New rules examine who’s an independent contractor

July 27, 2015

If given the option, many employers would choose to classify workers as “independent contractors” instead of employees. Under this arrangement, workers are contractually bound to perform services for the employer in exchange for an agreed-upon rate, but the workers are not eligible for worker’s compensation, unemployment, protections from discrimination laws, overtime pay or minimum wage. The employer need not pay the FICA taxes, and workers receive a Form 1099 at the end of the year.

Companies like Uber have recently come under scrutiny for promoting what has been called the “Gig Economy,” testing the limits to avoid hiring employees.

But the “gig” appears to be up in light of the interpretation published by the Department of Labor this month addressing the misapplication of employees as independent contractors. The DOL states, “In sum, most workers are employees under the FLSA’s broad definitions.” This means that most employers with workers who are classified as independent contractors are probably violating the law and, given the DOL’s initiatives in this area, they are about to be caught.
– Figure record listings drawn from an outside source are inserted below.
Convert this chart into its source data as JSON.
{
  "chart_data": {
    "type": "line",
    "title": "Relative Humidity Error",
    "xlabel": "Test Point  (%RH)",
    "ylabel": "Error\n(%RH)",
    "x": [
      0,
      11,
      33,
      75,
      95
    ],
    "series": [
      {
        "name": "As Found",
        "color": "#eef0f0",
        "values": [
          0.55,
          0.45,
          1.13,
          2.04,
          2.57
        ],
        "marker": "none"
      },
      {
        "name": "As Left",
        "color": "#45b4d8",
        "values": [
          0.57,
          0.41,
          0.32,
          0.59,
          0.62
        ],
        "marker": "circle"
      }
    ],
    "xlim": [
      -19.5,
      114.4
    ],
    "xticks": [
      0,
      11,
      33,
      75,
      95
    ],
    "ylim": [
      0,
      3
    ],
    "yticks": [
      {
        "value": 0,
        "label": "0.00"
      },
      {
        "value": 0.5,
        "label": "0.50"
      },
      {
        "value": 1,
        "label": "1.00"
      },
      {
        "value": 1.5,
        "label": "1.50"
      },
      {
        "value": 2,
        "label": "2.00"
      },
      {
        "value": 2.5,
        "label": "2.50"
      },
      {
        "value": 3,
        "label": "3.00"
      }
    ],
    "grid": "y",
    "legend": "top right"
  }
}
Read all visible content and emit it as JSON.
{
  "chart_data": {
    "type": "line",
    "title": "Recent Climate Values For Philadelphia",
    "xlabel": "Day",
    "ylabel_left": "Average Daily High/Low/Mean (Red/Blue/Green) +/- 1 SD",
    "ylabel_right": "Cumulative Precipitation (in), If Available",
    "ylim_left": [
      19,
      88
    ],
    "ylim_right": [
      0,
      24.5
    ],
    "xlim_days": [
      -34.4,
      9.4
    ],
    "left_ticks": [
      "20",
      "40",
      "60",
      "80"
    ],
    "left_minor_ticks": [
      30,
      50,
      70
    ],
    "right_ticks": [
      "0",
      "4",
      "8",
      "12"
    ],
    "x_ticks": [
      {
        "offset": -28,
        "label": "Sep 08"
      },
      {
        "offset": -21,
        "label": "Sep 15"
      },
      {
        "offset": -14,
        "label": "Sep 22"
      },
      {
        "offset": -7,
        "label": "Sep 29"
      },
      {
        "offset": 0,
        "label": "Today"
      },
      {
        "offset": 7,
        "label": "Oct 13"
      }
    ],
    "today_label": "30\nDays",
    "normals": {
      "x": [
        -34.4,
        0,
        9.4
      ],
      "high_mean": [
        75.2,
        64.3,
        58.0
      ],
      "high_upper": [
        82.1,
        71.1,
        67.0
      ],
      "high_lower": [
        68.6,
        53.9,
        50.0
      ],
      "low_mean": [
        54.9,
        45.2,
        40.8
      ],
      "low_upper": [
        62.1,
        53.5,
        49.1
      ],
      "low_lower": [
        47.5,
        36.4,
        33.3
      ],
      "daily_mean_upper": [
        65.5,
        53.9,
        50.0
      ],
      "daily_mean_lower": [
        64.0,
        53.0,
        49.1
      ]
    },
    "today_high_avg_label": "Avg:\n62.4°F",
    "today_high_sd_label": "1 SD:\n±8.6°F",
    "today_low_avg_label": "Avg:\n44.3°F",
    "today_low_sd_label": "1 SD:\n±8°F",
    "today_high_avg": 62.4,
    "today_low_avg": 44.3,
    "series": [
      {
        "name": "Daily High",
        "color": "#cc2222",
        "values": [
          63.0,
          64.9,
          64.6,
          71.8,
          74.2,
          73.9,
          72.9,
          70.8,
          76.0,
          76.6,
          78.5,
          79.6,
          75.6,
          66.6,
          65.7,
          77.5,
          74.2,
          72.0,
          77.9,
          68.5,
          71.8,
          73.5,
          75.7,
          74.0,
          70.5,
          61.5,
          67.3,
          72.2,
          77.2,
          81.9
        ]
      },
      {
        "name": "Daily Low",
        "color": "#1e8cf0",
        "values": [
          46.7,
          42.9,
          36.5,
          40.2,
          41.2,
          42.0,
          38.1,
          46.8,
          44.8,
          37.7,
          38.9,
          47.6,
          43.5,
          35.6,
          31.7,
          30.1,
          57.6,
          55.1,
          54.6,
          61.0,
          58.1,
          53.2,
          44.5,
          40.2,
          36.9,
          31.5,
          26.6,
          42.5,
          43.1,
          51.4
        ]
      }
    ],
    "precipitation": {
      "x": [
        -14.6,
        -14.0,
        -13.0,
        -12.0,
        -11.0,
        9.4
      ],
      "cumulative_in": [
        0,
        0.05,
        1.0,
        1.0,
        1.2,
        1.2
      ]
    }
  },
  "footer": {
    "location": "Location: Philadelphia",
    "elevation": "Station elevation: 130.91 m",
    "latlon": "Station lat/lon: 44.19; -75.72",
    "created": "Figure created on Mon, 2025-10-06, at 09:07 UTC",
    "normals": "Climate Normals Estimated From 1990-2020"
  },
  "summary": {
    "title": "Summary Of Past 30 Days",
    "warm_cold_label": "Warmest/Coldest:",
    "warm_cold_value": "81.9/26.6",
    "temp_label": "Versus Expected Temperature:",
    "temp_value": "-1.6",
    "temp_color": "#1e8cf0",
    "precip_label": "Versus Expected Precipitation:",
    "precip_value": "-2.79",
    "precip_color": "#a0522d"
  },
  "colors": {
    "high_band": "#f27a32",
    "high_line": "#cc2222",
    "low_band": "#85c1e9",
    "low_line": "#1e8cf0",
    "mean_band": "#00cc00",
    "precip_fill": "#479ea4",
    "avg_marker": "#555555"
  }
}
Its conclusion rests not on the issue of “control” over the worker, as has long been the analysis, but the “economic realities” that focus on whether the worker is economically dependent on the employer or in business for him- or herself. The Labor Department identifies several factors for employers to consider in evaluating whether an individual can be classified as an independent contractor.

These include:

Is the work an integral part of the employer’s business? The department uses the example that for a construction company, a carpenter is integral to the business, whereas a software developer creating a website isn’t. The carpenter must be classified as an employee; the software developer can be an independent contractor.

Does the worker’s managerial skill affect the worker’s opportunity for profit or loss? The focus here is whether the worker’s managerial skill can affect the worker’s profit or loss, as opposed to whether profit or loss is dependent largely on more hours from the employer or more work — in other words, whether the worker independently will advertise, invest in her own business and grow the business based on her managerial skills? If so, then the worker has a business outside of the work she does for the employer.
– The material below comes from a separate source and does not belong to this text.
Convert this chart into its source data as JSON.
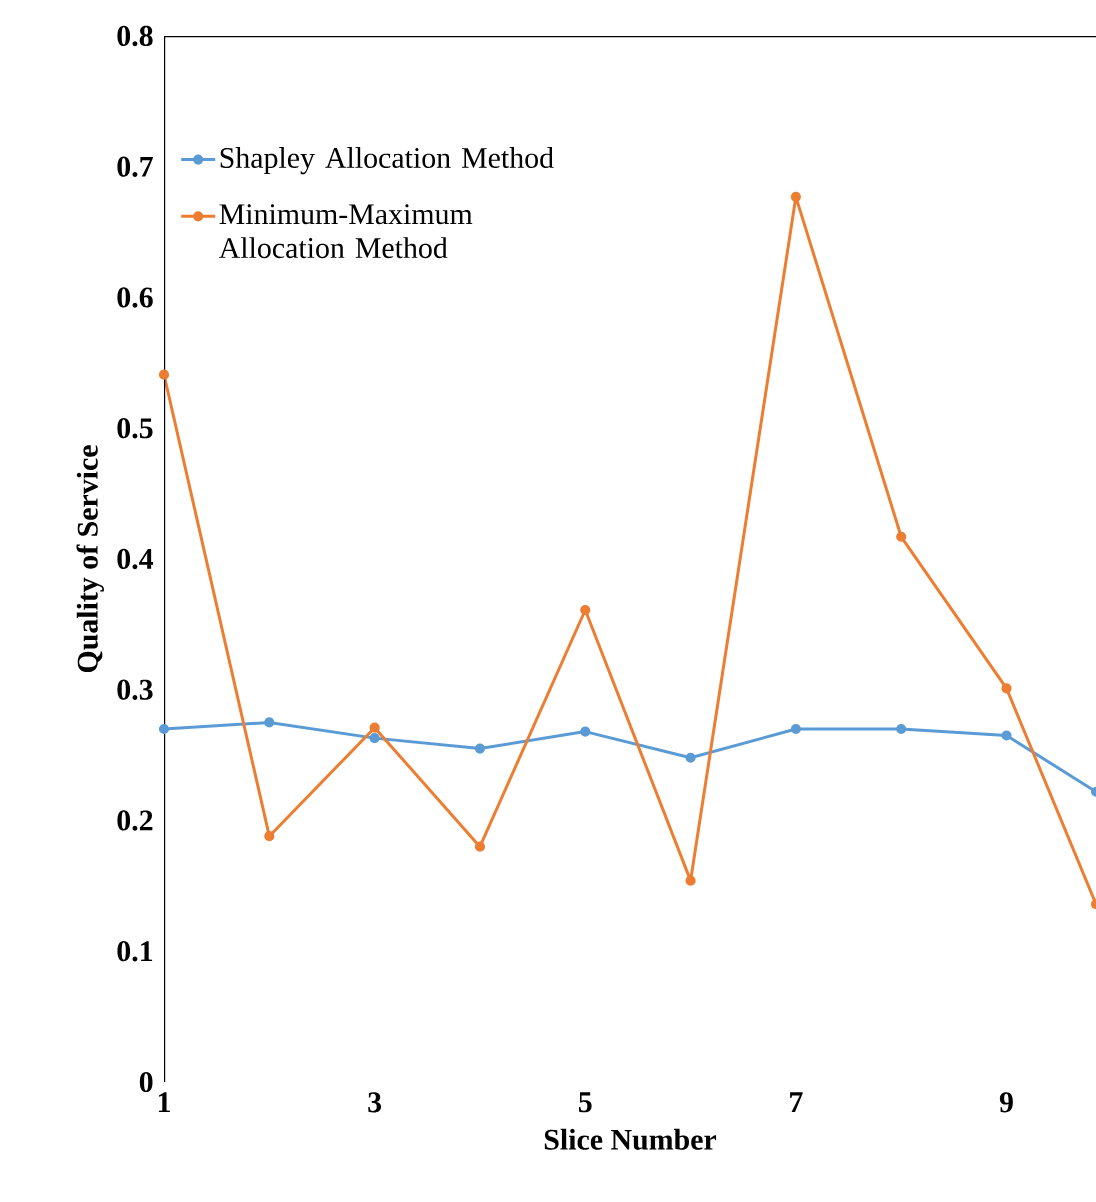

How does the worker’s relative investment compare to the employer’s investment? The Labor Department states, “The worker should make some investment (and therefore undertake at least some risk for a loss) in order for there to be an indication that he or she is an independent business. An independent contractor typically makes investments that support a business as a business beyond any particular job.” The DOL rejects that all investments qualify and uses the example that a worker who brings his own tools might not be enough of a relative investment to the machinery used at the company.

Does the work performed require special skill and initiative? The department says, “A worker’s business skills, judgment and initiative, not his or her technical skills, will aid in determining whether the worker is economically independent.”
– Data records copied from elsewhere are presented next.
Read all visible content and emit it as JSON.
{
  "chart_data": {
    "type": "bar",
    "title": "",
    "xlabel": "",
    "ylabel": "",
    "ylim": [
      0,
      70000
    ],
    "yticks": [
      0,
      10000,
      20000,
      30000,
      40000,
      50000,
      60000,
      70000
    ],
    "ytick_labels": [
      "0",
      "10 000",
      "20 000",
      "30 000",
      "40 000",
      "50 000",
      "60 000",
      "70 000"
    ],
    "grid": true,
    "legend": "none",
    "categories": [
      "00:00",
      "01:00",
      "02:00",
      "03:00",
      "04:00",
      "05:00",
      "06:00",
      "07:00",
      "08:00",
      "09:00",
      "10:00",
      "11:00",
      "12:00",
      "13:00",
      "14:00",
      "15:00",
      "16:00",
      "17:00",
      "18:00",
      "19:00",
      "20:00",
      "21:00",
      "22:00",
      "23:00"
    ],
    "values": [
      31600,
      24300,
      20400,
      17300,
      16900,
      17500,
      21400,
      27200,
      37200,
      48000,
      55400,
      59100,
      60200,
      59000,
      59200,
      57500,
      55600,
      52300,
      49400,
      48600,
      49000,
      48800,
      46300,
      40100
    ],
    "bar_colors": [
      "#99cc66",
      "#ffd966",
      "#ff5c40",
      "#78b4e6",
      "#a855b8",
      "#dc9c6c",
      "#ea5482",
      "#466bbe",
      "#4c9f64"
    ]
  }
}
Is the relationship between the worker and the employer permanent or indefinite? The department says “Permanency or indefiniteness in the worker’s relationship with the employer suggests that the worker is an employee. After all, a worker who is truly in business for him- or herself will eschew a permanent or indefinite relationship with an employer and the dependence that comes with such permanence or indefiniteness.”

What is the nature and degree of the employer’s control? While the economic realities test is the main factor to consider over “control,” the department adds, “The worker must control meaningful aspects of the work performed such that it is possible to view the worker as a person conducting his or her own business.”